The military had completed its mission, Obama insisted, with the handoff to NATO. As the Associated Press pointed out within minutes of the speech, that claim is at best misleading. The United States will still supply the bulk of the forces used in the continuing operations against Libya, and American commanders will still lead the fight — just with NATO hats.
No ground troops would land in Libya, Obama promised, but that got contradicted the very next day by Admiral James Stavridis, the American serving as the military commander of NATO who now runs Operation Odyssey Dawn. Stavridis told Congress on Tuesday that "the possibility of a stabilization regime exists," based on the model employed in the Balkans in the 1990s with ground troops protecting civilian centers. In fact, we still have 700 American soldiers stationed in Kosovo, as Stavridis himself reminded Congress, more than a decade after that conflict supposedly ended.

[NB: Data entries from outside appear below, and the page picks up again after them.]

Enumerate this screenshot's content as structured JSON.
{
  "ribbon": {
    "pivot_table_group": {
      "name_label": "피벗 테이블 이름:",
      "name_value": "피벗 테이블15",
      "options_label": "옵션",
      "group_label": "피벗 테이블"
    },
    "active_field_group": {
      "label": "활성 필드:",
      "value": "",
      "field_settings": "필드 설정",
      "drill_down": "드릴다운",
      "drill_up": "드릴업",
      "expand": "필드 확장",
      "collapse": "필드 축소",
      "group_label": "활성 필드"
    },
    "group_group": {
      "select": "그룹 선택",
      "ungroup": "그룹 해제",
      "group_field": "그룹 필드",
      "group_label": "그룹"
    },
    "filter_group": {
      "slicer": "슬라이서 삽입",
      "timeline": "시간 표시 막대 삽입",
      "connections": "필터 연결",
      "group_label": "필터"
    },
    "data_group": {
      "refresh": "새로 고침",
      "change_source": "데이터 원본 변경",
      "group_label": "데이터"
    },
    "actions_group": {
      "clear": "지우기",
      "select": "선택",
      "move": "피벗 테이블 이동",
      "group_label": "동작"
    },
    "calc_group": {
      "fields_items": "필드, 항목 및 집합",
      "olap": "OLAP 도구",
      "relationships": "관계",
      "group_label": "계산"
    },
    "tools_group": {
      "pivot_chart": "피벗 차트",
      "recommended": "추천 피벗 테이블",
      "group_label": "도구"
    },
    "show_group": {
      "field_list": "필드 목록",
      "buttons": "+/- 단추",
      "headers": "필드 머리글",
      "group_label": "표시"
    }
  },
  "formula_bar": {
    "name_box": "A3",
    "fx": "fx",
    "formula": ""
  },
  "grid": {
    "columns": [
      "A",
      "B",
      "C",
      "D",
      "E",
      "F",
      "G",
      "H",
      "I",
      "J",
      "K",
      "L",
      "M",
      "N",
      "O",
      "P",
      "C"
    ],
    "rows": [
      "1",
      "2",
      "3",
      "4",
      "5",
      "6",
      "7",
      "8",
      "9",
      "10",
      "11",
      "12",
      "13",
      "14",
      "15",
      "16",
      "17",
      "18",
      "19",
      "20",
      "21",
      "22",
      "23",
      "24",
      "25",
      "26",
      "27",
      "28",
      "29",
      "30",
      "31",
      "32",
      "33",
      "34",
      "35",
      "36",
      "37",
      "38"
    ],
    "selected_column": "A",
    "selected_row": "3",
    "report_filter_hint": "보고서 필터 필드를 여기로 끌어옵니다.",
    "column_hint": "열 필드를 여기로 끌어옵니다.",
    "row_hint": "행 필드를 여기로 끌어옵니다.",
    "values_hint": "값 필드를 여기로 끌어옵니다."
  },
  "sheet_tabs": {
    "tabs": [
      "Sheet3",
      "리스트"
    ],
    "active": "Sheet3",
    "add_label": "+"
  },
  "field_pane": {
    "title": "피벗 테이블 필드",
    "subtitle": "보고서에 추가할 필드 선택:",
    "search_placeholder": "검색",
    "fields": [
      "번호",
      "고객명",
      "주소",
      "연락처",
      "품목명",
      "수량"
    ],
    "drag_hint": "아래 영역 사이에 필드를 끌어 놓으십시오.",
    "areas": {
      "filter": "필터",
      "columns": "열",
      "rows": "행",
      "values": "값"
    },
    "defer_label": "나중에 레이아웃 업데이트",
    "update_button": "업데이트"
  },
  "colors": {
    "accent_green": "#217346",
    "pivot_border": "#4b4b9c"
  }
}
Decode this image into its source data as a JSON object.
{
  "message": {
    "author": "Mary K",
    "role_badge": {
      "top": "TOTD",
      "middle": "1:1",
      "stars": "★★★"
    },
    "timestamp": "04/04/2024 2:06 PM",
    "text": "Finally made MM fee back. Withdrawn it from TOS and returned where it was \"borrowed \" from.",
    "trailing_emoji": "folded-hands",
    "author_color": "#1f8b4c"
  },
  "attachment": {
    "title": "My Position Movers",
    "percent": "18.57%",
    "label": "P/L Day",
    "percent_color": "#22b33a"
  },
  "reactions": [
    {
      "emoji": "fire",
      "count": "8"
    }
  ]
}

Finally, Obama insisted that he would not exceed the mandate to "protect civilians, stop an advancing army, prevent a massacre, and establish a no-fly zone with our allies and partners." Less than 24 hours later, The Guardian reported that Hillary Clinton had "paved the way" to start shipping arms to the rebels, which exceeds the mandate Obama himself reiterated. Not only does it pull the United States into an alliance with forces seeking to overthrow Gadhafi — and thus effect the "regime change" that Obama specifically eschewed as a goal for Odyssey Dawn — it puts weapons into hands of people whom we don't know well at all. At the same time, Clinton pressed for arms shipments to the rebels, Stavridis admitted to Congress that they had detected "flickers" of al Qaeda in the rebellion. One rebel commander, Abdul Hakim al Hasadi, fought for the Taliban in Afghanistan. We know this because we captured him there and handed him over to Libya a few years ago. Gadhafi let him go as part of a deal with radical Islamists in 2008.
In other words, we picked a fight with a country that didn't directly threaten us to protect a rebellion that may well have ties to the terrorists we're trying to defeat in Afghanistan, while at the same time declaring victory and handing off the fight to an organization that relies primarily on American power, all to distance ourselves from an effort to topple a tyrant, even though no one has any idea of what would follow the regime. King George VI was more coherent than this without the speech therapy, and his leadership certainly inspired more confidence than Obama did on Monday.